一騎当千
ミーティアラ王国兵全員が固まっている。
銀色の全身鎧を見て、恐怖や畏怖と言った感情が最初に湧き上がる。
現に地面に転がる魔導銃を拾い上げて、銀色の全身鎧に向ける者もいた。だが、ガタガタと体が震えていて、照準は定まらない。
「皆の者、彼は味方です!」
リリーア・ニルス・ミーティアラの声が響く。
その声に驚き、一人の兵士が引き金を引いた。だが、弾丸は銀色の全身鎧に当たりはしなかった。
タクローが次の標的の元へ急行する為、エアロダッシュを行う。
刹那、ミーティアラ王国兵が撃った銃弾が自分の居た所へと放たれたが、タクローは気にも止める事は無かった。
シンジはタクローの名を呼んだ後、多くのアレクシア帝国兵に囲まれる形になる。
ミーナもまた、同様であった。
身の危険をヒリヒリと感じて、腹の底から恐怖心が湧き上がり、全身を支配していく。
シンジの周りには、倒れた数体の亜人達。
シンジを助ける為に、体を張ったにも関わらず、当の本人は恐怖から身動きが取れずに居た。
それは正に『犬死に』だ。
その事は、アレクシア帝国兵にも見て取れて、シンジに対して「腰抜け」や「腑抜け」と言い放つ。

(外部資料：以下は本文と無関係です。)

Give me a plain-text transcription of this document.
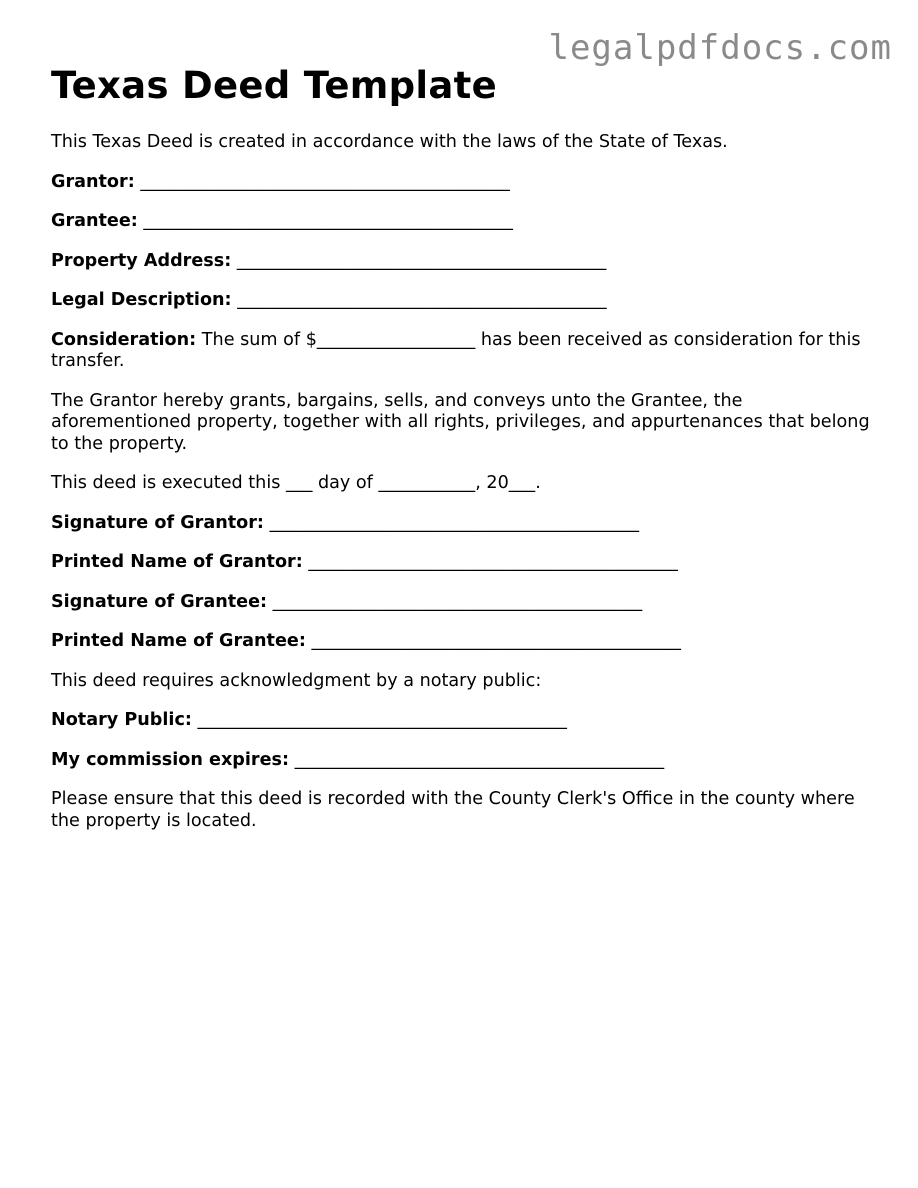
legalpdfdocs.com
Texas Deed Template

This Texas Deed is created in accordance with the laws of the State of Texas.

Grantor: __________________________________________

Grantee: __________________________________________

Property Address: __________________________________________

Legal Description: __________________________________________

Consideration: The sum of $__________________ has been received as consideration for this transfer.

The Grantor hereby grants, bargains, sells, and conveys unto the Grantee, the aforementioned property, together with all rights, privileges, and appurtenances that belong to the property.

This deed is executed this ___ day of ___________, 20___.

Signature of Grantor: __________________________________________

Printed Name of Grantor: __________________________________________

Signature of Grantee: __________________________________________

Printed Name of Grantee: __________________________________________

This deed requires acknowledgment by a notary public:

Notary Public: __________________________________________

My commission expires: __________________________________________

Please ensure that this deed is recorded with the County Clerk's Office in the county where the property is located.
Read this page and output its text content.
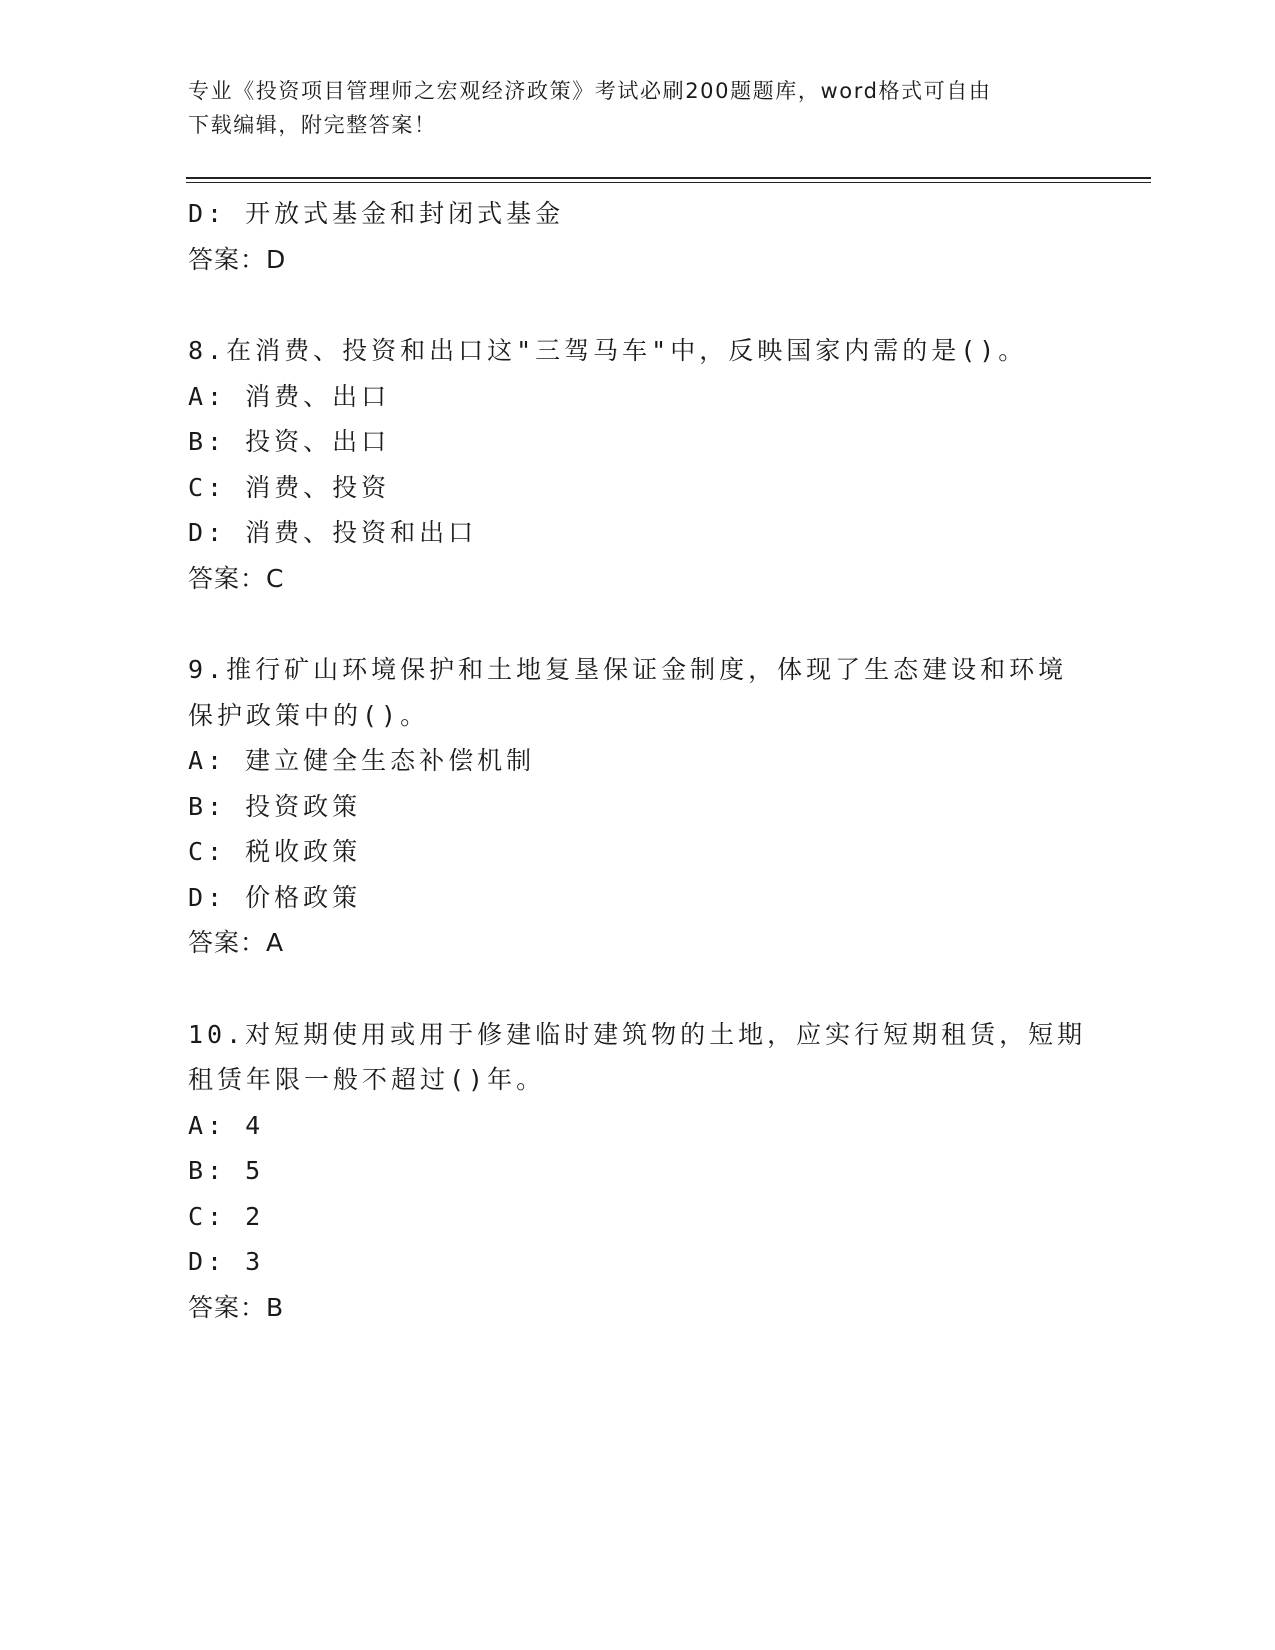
专业《投资项目管理师之宏观经济政策》考试必刷200题题库，word格式可自由
下载编辑，附完整答案！
D: 开放式基金和封闭式基金
答案：D
8.在消费、投资和出口这"三驾马车"中，反映国家内需的是()。
A: 消费、出口
B: 投资、出口
C: 消费、投资
D: 消费、投资和出口
答案：C
9.推行矿山环境保护和土地复垦保证金制度，体现了生态建设和环境
保护政策中的()。
A: 建立健全生态补偿机制
B: 投资政策
C: 税收政策
D: 价格政策
答案：A
10.对短期使用或用于修建临时建筑物的土地，应实行短期租赁，短期
租赁年限一般不超过()年。
A: 4
B: 5
C: 2
D: 3
答案：B
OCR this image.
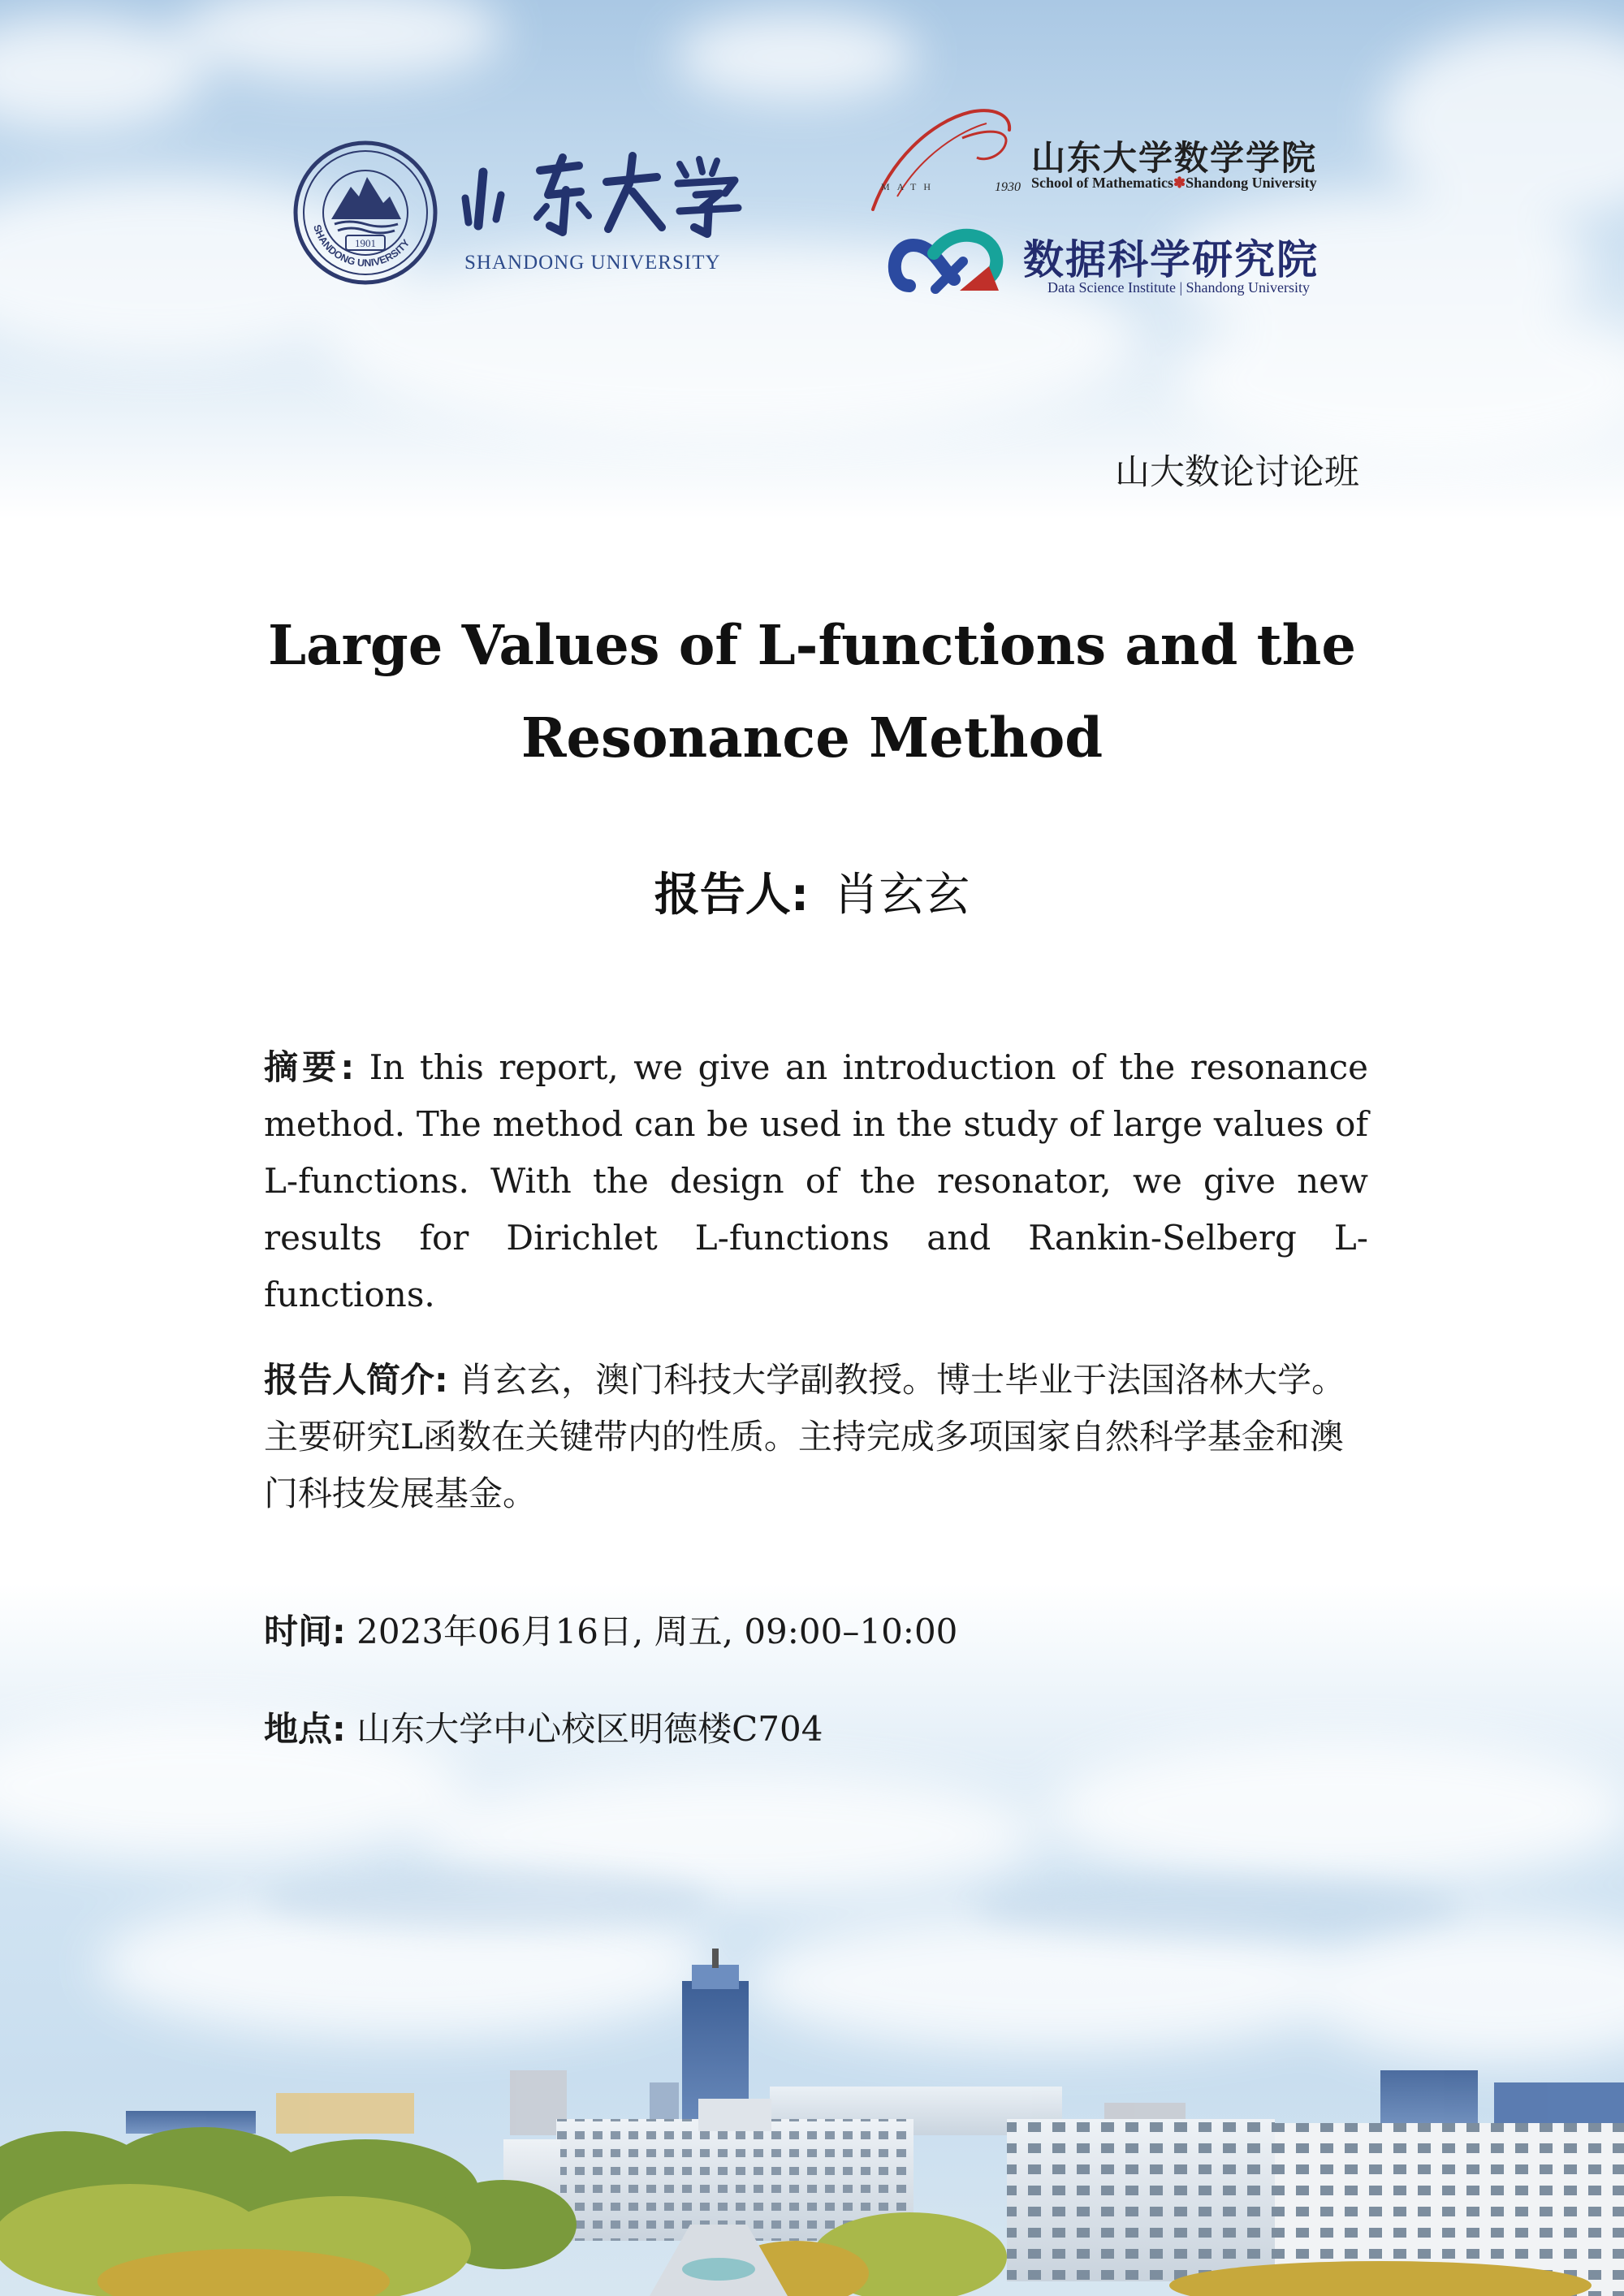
1901
SHANDONG UNIVERSITY
SHANDONG UNIVERSITY
MATH	1930
山东大学数学学院
School of Mathematics✽Shandong University
数据科学研究院
Data Science Institute | Shandong University
山大数论讨论班
Large Values of L-functions and the
Resonance Method
报告人: 肖玄玄
摘要: In this report, we give an introduction of the resonance method. The method can be used in the study of large values of L-functions. With the design of the resonator, we give new results for Dirichlet L-functions and Rankin-Selberg L-functions.
报告人简介: 肖玄玄，澳门科技大学副教授。博士毕业于法国洛林大学。主要研究L函数在关键带内的性质。主持完成多项国家自然科学基金和澳门科技发展基金。
时间: 2023年06月16日, 周五, 09:00–10:00
地点: 山东大学中心校区明德楼C704
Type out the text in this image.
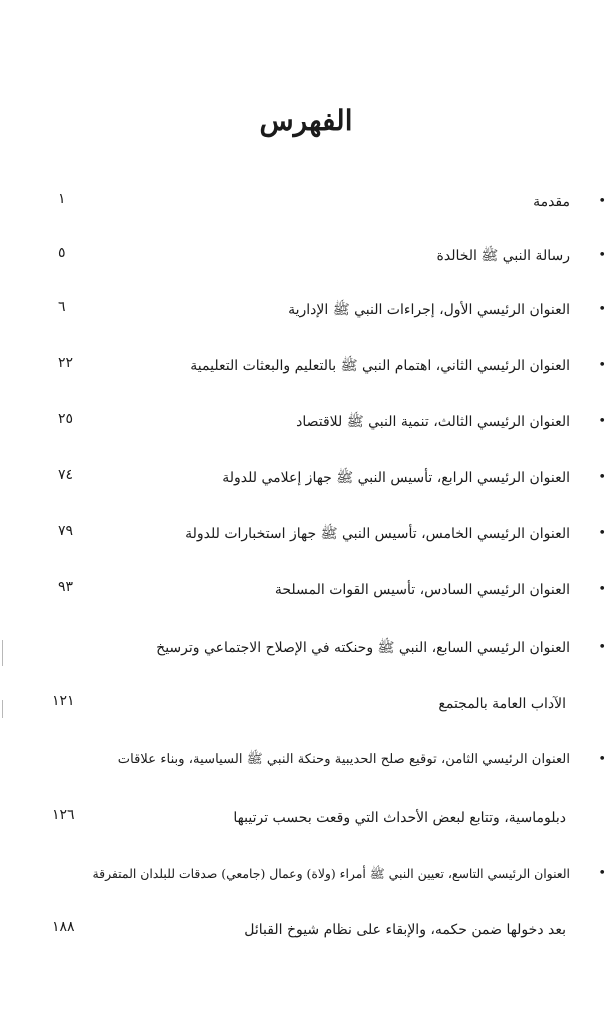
الفهرس
•
مقدمة
١
•
رسالة النبي ﷺ الخالدة
٥
•
العنوان الرئيسي الأول، إجراءات النبي ﷺ الإدارية
٦
•
العنوان الرئيسي الثاني، اهتمام النبي ﷺ بالتعليم والبعثات التعليمية
٢٢
•
العنوان الرئيسي الثالث، تنمية النبي ﷺ للاقتصاد
٢٥
•
العنوان الرئيسي الرابع، تأسيس النبي ﷺ جهاز إعلامي للدولة
٧٤
•
العنوان الرئيسي الخامس، تأسيس النبي ﷺ جهاز استخبارات للدولة
٧٩
•
العنوان الرئيسي السادس، تأسيس القوات المسلحة
٩٣
•
العنوان الرئيسي السابع، النبي ﷺ وحنكته في الإصلاح الاجتماعي وترسيخ
الآداب العامة بالمجتمع
١٢١
•
العنوان الرئيسي الثامن، توقيع صلح الحديبية وحنكة النبي ﷺ السياسية، وبناء علاقات
دبلوماسية، وتتابع لبعض الأحداث التي وقعت بحسب ترتيبها
١٢٦
•
العنوان الرئيسي التاسع، تعيين النبي ﷺ أمراء (ولاة) وعمال (جامعي) صدقات للبلدان المتفرقة
بعد دخولها ضمن حكمه، والإبقاء على نظام شيوخ القبائل
١٨٨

頭脳派であるシンジは、ロジカルに物事を考える傾向にある。その為、とっさのトラブルに対応する事に遅れが生じてしまうのだ。
おまけに、それがこれまで体験した事の無い状況であれば、事尚更である。
自分の身に命の危険があった際は、必ず誰かが側でフォローしてくれた。
内戦やテロに巻き込まれた際も、必ず安全圏を渡り歩く程度でしか無かったのだ。「自分は修羅場を潜ってきた」と言うが、ソレはあくまでも、『日本人として』、である。
おかげで、絶対的なピンチの状況に陥った現状に、対応する為の知識を持たなかった。それ故に、思考がパニック状態に陥っていたのだ。
ドオォンと大きな音と共に一台の戦車が、まるで風に舞う紙細工の如く吹き飛んだ。
シンジの待ち人が、遂にその姿を現したのだった。
アレクシア帝国軍第二機甲師団、師団長ハービル・オレイン大佐が懐中時計を見つめる。
「後、少しか……」
報告を聞くのにウンザリしていたハービルは、作戦終了時間を王都ウンディエネ東門に停車させた指揮専用魔導車で、退屈そうに待っていた。
「大佐! 戦車が数台沈黙したとの報告が!」
副官の言葉に、ハービルは目が飛び出そうに成る程の驚きを見せる。
「どういう事だ!?」
「詳しい事は解りません。ただ、戦車が数台行動を停止『させられた』との報告と――――」
副官が装着している、魔導通信用ヘッドセットに新たな情報がもたらされる。
「歩兵隊、二千近くが行動不能になってます!!」
ハービルは「はぁ!?」と大きな声を上げた。
タクローは広い王都東地区を飛び回る。
MPは、フェアリーストーンを手に入れた事により、湯水の如く湧き上がる様に感じられた。
これ幸いと、縦横無尽に動き回る。
『一騎当千』とは正にこの事と言わんばかりに、一方的な戦闘をアチコチで展開させた。
これまでアレクシア帝国が一万近くの兵で行って来た事が、逆転する形になった。
アレクシア帝国軍第二機甲師団は、たった一人に翻弄されるのだ。
「くそぅ! 指定時刻より、やや早いが、奥まで行った連中を戻せ! 撤退だ!」
ハービルの大きな声が、指揮車内に響く。
魔導戦車は、特殊な機構が盛り沢山な為に、一台だけでも大変高価な代物であった。それは、一般高級魔導車よりも数倍もするのだ。
それを失うまいと、撤退の指示を出す。
おまけに、これからウラジスへ攻撃を仕掛けねばならないのだ。歩兵もまた、いたずらに失う事に対しても危機感を感じていたのだ。
だが、彼は知らない。状況を完璧にひっくり返したのが、たった一人の存在であることは。
それを知ることに成ったのは、ウラジス攻略に向かう道中であった。